Installation view, Katie Bullock: Meanwhile, My Life Was Under a Cloud, installation view, 2019. Curated by David Borawski. Photo by Aly Leone, 2019. Courtesy Real Art Ways.

Down the corridor, Katie Bullock’s installation, Meanwhile, My Life was Under a Cloud, explores similar themes of climate anxiety from the personal perspective of the artist. Bullock details the daily weather conditions using graphite on small pieces of vellum, which are arranged on several threads strung between two corners of the hallway.
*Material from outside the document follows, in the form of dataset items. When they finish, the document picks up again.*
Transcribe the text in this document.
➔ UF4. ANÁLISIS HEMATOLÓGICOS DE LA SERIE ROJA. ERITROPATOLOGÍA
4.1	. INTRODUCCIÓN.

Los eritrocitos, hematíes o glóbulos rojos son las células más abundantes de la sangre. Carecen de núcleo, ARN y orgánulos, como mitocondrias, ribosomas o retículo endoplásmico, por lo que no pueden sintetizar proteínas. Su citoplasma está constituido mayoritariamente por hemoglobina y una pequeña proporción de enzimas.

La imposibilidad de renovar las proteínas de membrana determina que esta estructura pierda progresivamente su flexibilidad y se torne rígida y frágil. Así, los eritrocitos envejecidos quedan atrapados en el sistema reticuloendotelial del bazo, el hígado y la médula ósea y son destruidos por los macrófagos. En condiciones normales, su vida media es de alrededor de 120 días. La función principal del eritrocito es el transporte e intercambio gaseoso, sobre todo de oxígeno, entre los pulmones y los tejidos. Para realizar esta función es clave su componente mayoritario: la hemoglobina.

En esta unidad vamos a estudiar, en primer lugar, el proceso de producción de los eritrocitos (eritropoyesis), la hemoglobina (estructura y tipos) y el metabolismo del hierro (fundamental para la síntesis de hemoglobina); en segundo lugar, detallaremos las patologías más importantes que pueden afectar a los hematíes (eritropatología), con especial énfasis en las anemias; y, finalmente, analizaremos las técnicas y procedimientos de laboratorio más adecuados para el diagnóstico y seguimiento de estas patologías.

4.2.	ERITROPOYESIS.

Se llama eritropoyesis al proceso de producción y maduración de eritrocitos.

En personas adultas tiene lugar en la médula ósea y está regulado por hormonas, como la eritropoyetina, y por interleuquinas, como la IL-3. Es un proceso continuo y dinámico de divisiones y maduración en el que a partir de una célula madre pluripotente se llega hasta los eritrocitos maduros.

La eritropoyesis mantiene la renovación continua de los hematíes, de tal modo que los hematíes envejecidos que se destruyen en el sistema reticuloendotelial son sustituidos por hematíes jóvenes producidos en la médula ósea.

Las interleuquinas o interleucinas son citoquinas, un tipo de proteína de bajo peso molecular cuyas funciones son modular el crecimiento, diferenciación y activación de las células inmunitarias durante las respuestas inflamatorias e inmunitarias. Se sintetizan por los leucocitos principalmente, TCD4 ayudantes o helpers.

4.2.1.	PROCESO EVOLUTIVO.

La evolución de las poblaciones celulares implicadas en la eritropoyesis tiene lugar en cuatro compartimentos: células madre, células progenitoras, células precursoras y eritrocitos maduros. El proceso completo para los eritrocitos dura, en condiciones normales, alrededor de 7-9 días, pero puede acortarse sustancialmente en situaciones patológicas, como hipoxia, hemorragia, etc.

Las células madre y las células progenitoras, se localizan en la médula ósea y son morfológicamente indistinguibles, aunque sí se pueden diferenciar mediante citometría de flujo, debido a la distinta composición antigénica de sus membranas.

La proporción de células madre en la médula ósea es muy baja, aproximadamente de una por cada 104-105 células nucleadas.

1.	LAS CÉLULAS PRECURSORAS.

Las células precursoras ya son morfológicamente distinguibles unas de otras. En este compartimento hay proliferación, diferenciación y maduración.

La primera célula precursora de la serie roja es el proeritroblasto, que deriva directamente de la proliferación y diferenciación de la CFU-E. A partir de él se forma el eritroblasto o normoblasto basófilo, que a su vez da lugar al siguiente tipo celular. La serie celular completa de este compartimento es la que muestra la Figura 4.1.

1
These records are quiet and sensitive at first brush, but Bullock’s persistence, which comes across in the quantity and thoroughness of her observations, buttresses the time-sensitive nature of this type of introspection. Pay attention to the alluring and foreign changes brewing in our atmosphere now, she warns. 

Fafnir Adamites presents yet another type of artist documentation in their fabric work, A Record of Obscured Meanings. The title alerts a viewer to the impenetrable essence of Adamites’ woven fibers. Black fibers are interrupted by thin spurts of white in this tall, vertical work and the white lines almost functioning as an inverted form of a redacted document, whose meaning is lost on a viewer. Materiality and repetition emerge as an intimate means to endure and potentially, alleviate the distress of the artist. 

Installation view, Somewhere in the Sequence. Curated by David Borawski. Photo by Peter Brown, 2019. Courtesy Real Art Ways.

Installation view, Somewhere in the Sequence. Curated by David Borawski. Photo by Peter Brown, 2019. Courtesy Real Art Ways.

Equally personal in tone, Monique Atherton’s photographs document aspects of her daily life. The people in her photographs are those she encountered while going about her daily routines. Some are former neighbors in West Haven, Connecticut along First Avenue (from the eponymous series). Others she met while Atherton was an artist in residence at the Wassaic Project in upstate New York. Together, these images offer viewers an honest glimpse into Atherton’s life. Her portrayal of these individuals is not idealized in any way. By contrast, the solitary figures in Atherton’s photographs often communicate feelings of loneliness or isolation. 

Concluding the show are two works by Soo Sunny Park. Both are made from common construction materials—concrete, steel, wood, and aluminum—and each utilizes light as a sculptural element, a common thread in Park’s practice as an artist. Diffraction contains an aluminum scrim, wall-mounted, and inset from its black, metal frame. In Transitive Testing Ground, a polyhedral drywall form, pricked by an irregular pattern of circular holes, rests on two steel sawhorses. Below, the intriguing shapes of the work’s shadows overlap and ground the piece to the floor. Within the context of the show, this structure functions as a model for temporary housing in an unknown environment. 

Collectively, the artists included in Somewhere in the Sequence embrace a documentary approach by capturing or reflecting the—sometimes turbulent—patterns of the present. The work in this show does not elaborate on the contours of contemporary issues or propose new solutions. Rather, the task of determining our place within the sequence is left with the viewers. For this group of artists—and their viewers alike—the process of finding one’s place offers perhaps a tiny pause from the noise.